The apex of the financial crisis was the last time the political and economic climate of the country was so fraught with uncertainty. Love him or hate him, market movement suggests high hopes for Trump's fiscal policies. Whether or not those policies can possibly justify the growth and inflation suddenly predicted by financial markets will be the biggest story of the coming year.
If financial markets could actually be certain of a best-case scenario, rates would already be rising at the fastest pace in history. As it stands, the rate spike is merely "one of the fastest" in history. Reason being: the only certainty so far is that 2017's fiscal environment will generally be less friendly for bonds (read: higher rates) and more friendly for stocks. Investors have responded to that certainty as you'd expect them to:
The quick, post-election reallocation between stocks and bonds now looks to have run its course. At the very least, it's calming down heading into the end of the year. The net effect for rates is similar to 2013, but with slightly lower outright levels. (NOTE: 10yr Treasury yields are the favored benchmark for longer-term rates like mortgages.)
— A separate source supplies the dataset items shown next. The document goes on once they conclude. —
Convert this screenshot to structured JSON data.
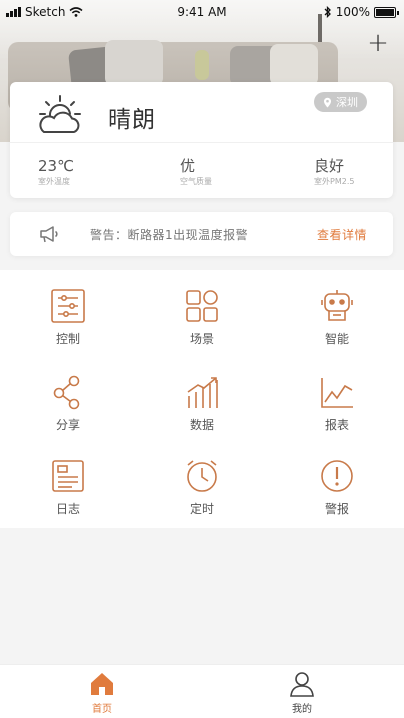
{
  "status_bar": {
    "carrier": "Sketch",
    "time": "9:41 AM",
    "battery": "100%"
  },
  "weather": {
    "condition": "晴朗",
    "location": "深圳",
    "metrics": [
      {
        "value": "23℃",
        "label": "室外温度"
      },
      {
        "value": "优",
        "label": "空气质量"
      },
      {
        "value": "良好",
        "label": "室外PM2.5"
      }
    ]
  },
  "alert": {
    "message": "警告：断路器1出现温度报警",
    "link": "查看详情"
  },
  "grid": [
    {
      "label": "控制",
      "icon": "sliders-icon"
    },
    {
      "label": "场景",
      "icon": "scenes-grid-icon"
    },
    {
      "label": "智能",
      "icon": "robot-icon"
    },
    {
      "label": "分享",
      "icon": "share-icon"
    },
    {
      "label": "数据",
      "icon": "bar-chart-icon"
    },
    {
      "label": "报表",
      "icon": "line-chart-icon"
    },
    {
      "label": "日志",
      "icon": "log-icon"
    },
    {
      "label": "定时",
      "icon": "clock-icon"
    },
    {
      "label": "警报",
      "icon": "alert-icon"
    }
  ],
  "tabs": [
    {
      "label": "首页",
      "icon": "home-icon",
      "active": true
    },
    {
      "label": "我的",
      "icon": "person-icon",
      "active": false
    }
  ],
  "colors": {
    "accent": "#e07b3d",
    "text": "#333333",
    "muted": "#aaaaaa"
  }
}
It will take a while for the effects of this rate spike to be widely understood. Case in point, just this week, the nation's most widely-cited source of mortgage rate movement (Freddie Mac's Primary Mortgage Market Survey) finally caught up to reality. This isn't a knock on Freddie--simply evidence that it takes time for big developments on the front lines to be reflected in higher-level data.
The scary thing is that Freddie's weekly rate survey is in an EARLY indicator compared to the housing data that will ultimately speak to the effects of rising rates. For example, this week's Existing Home Sales data--which covered November--was unfazed, rising to the highest levels in nearly a decade.
At the very least, it would be fair to expect some deterioration in housing based on 2013's example. By the time we consider that sales were only ever higher during history's greatest housing bubble (not to mention more esoteric considerations like the maturity of the economic cycle or waning central bank stimulus), we'd be well within our right to wonder if things will be even worse this time around.
It's not all doom and gloom though. Cases could be made that the current labor market leaves the average American in a better position to weather a storm of rising rates than they were in 2013. The point is that until we see how the higher-level data evolves in the coming months, uncertainty over the housing/mortgage market outlook will be a major theme in 2017.